ShoreTel Expands Mobile UC Offering With Agito Buy
Agito will expand ShoreTel’s mobile UC portfolio and offer access to more Fortune 1000 companies
ShoreTel is expanding its unified communications (UC) capabilities by buying Agito Networks. The merger will result in the creation of a product that lets users communicate anywhere, from any device, and on any network.
The company, which announced it is buying Agito for $11.4 million, said the deal will also enable the company to reduce customers’ mobile and long-distance call costs and let business people use their smartphones as PBX phones.
Purchase Will Drive Costs Down
ShoreTel already offers UC capabilities with its line of IP business phones, including voice, video data and mobile communications. Officials said the company’s open and distributed IP architecture will help drive the cost of its offerings below those of competitors such as Cisco Systems and Avaya.
Agito’s products will expand the ShoreTel offering in the mobile space, where Agito was helping businesses to extend their UC capabilities and voice onto smartphones. The RoamAnywhere Mobility Router was designed to create a fixed mobile convergence platform that brings together WLANs, carrier cell networks, IP telephony and location technologies, enabling customers to use their mobile phones as they would their desktop devices.
Using mobile phones as PBX extensions is becoming increasingly important as more workers become mobile and use cell phones as their primary handsets, according to ShoreTel.

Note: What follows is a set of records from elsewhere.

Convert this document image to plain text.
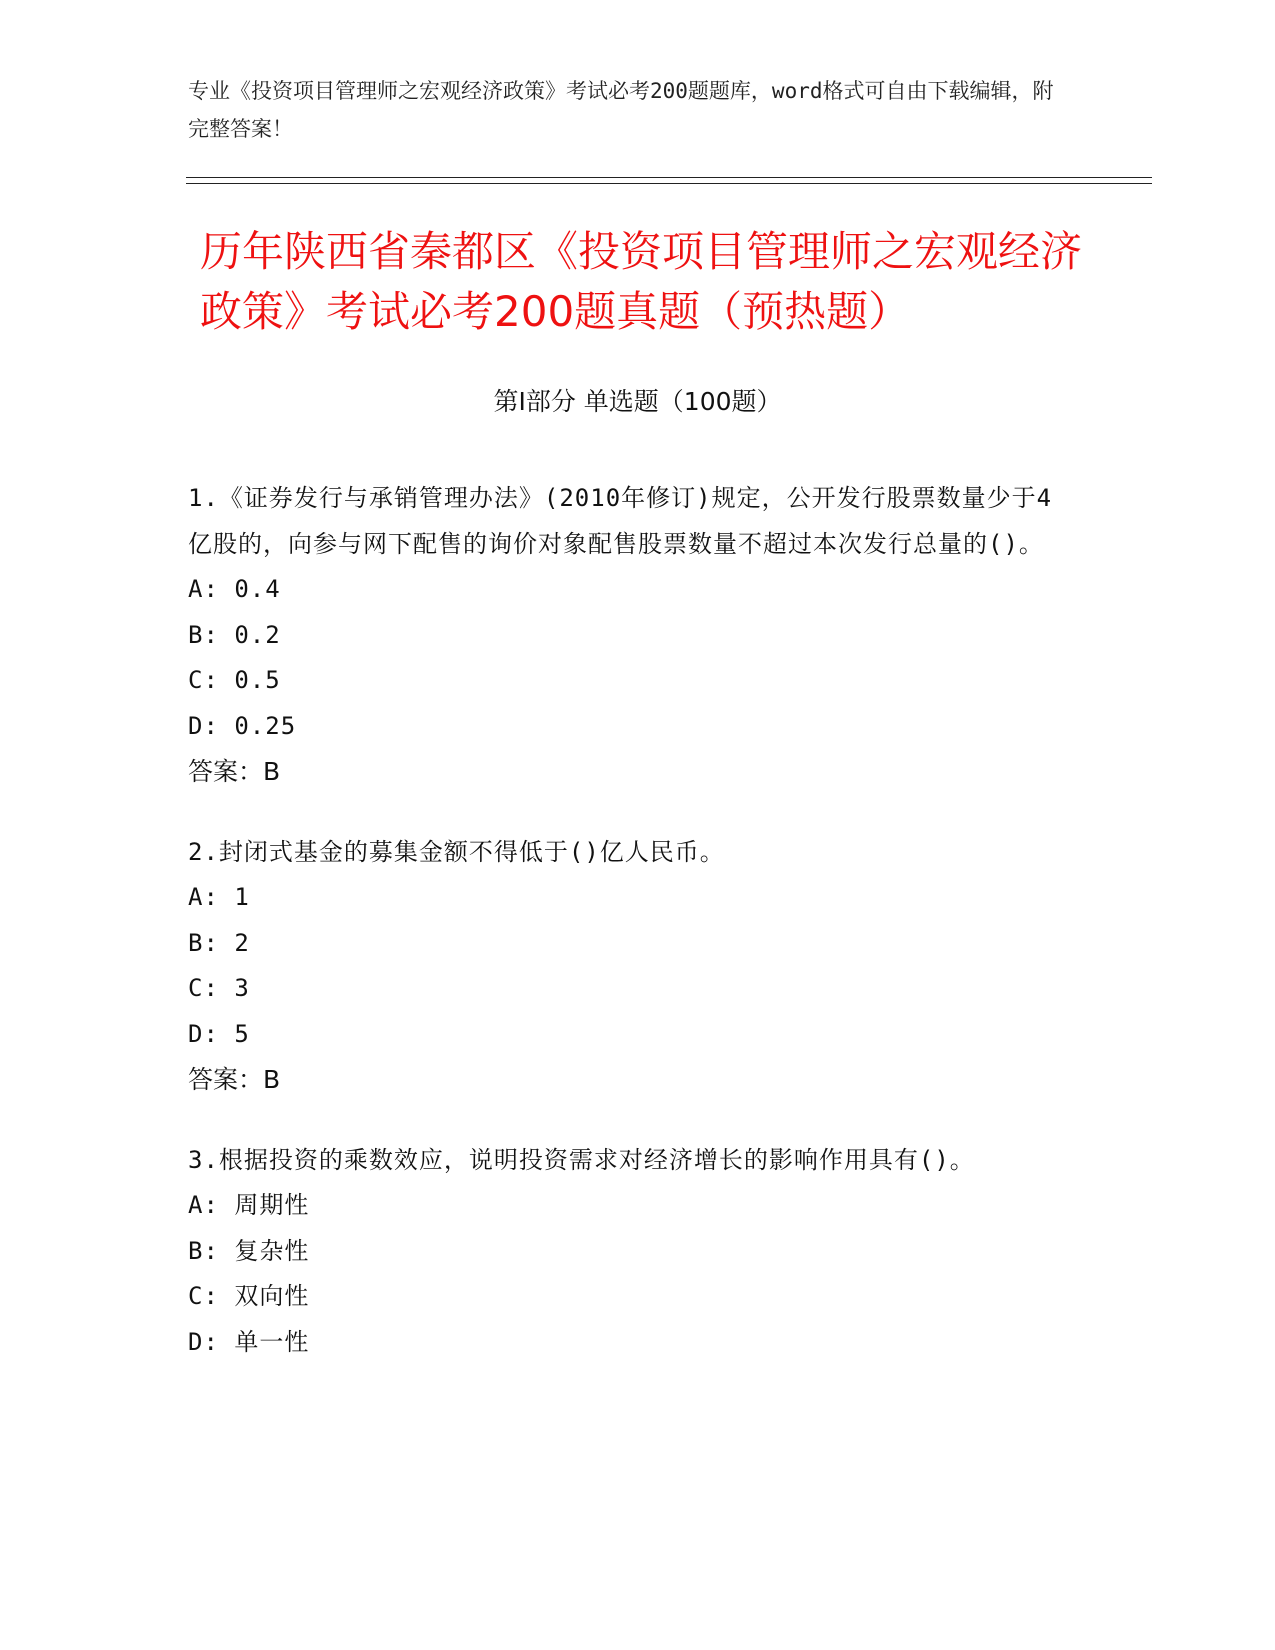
专业《投资项目管理师之宏观经济政策》考试必考200题题库，word格式可自由下载编辑，附完整答案！
历年陕西省秦都区《投资项目管理师之宏观经济政策》考试必考200题真题（预热题）
第I部分 单选题（100题）
1.《证券发行与承销管理办法》(2010年修订)规定，公开发行股票数量少于4亿股的，向参与网下配售的询价对象配售股票数量不超过本次发行总量的()。
A: 0.4
B: 0.2
C: 0.5
D: 0.25
答案：B
2.封闭式基金的募集金额不得低于()亿人民币。
A: 1
B: 2
C: 3
D: 5
答案：B
3.根据投资的乘数效应，说明投资需求对经济增长的影响作用具有()。
A: 周期性
B: 复杂性
C: 双向性
D: 单一性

ShoreTel will now be able to offer native support for smartphones and tablet PCs, such as Research In Motion’s BlackBerrys and PlayPads, Apple’s iPhone and iPad, Nokia devices, and handsets that run Windows Mobile. Such support should lessen the integration issues that arise for businesses as more employees move to their own choice of personal devices.
“This is a key strategic investment that creates a significant differentiator for ShoreTel in enterprise mobility,” interim ShoreTel CEO Don Girskis said in a statement. “Dependence on smartphones continues to skyrocket but many workers still struggle with poor coverage areas, inferior call quality, expensive international roaming fees and limited feature sets.”
Integrating Agito’s technologies with ShoreTel’s UC system will “free users to use any network (WiFi or cellular), leveraging the power of the desk phone, and taking advantage of industry-leading call quality and call controls from their smartphone,” Girskis said. “This not only has a positive impact on productivity, but it also positively affects the bottom line with significant savings on mobile and international usage fees.”
Businesses, the company said, will see improved employee production, reduced communications costs – Agito’s technology saved some companies up to 80 percent on their mobile and international calls, according to ShoreTel – heterogeneous PBX support that now includes mobility in ShoreTel’s Legacy Migration Programme, and greater security.
Through the deal, ShoreTel will get all of Agito’s IP and distribution network, and it will hire some Agito employees. ShoreTel also will get greater access to Fortune 1000 customers, according to company officials.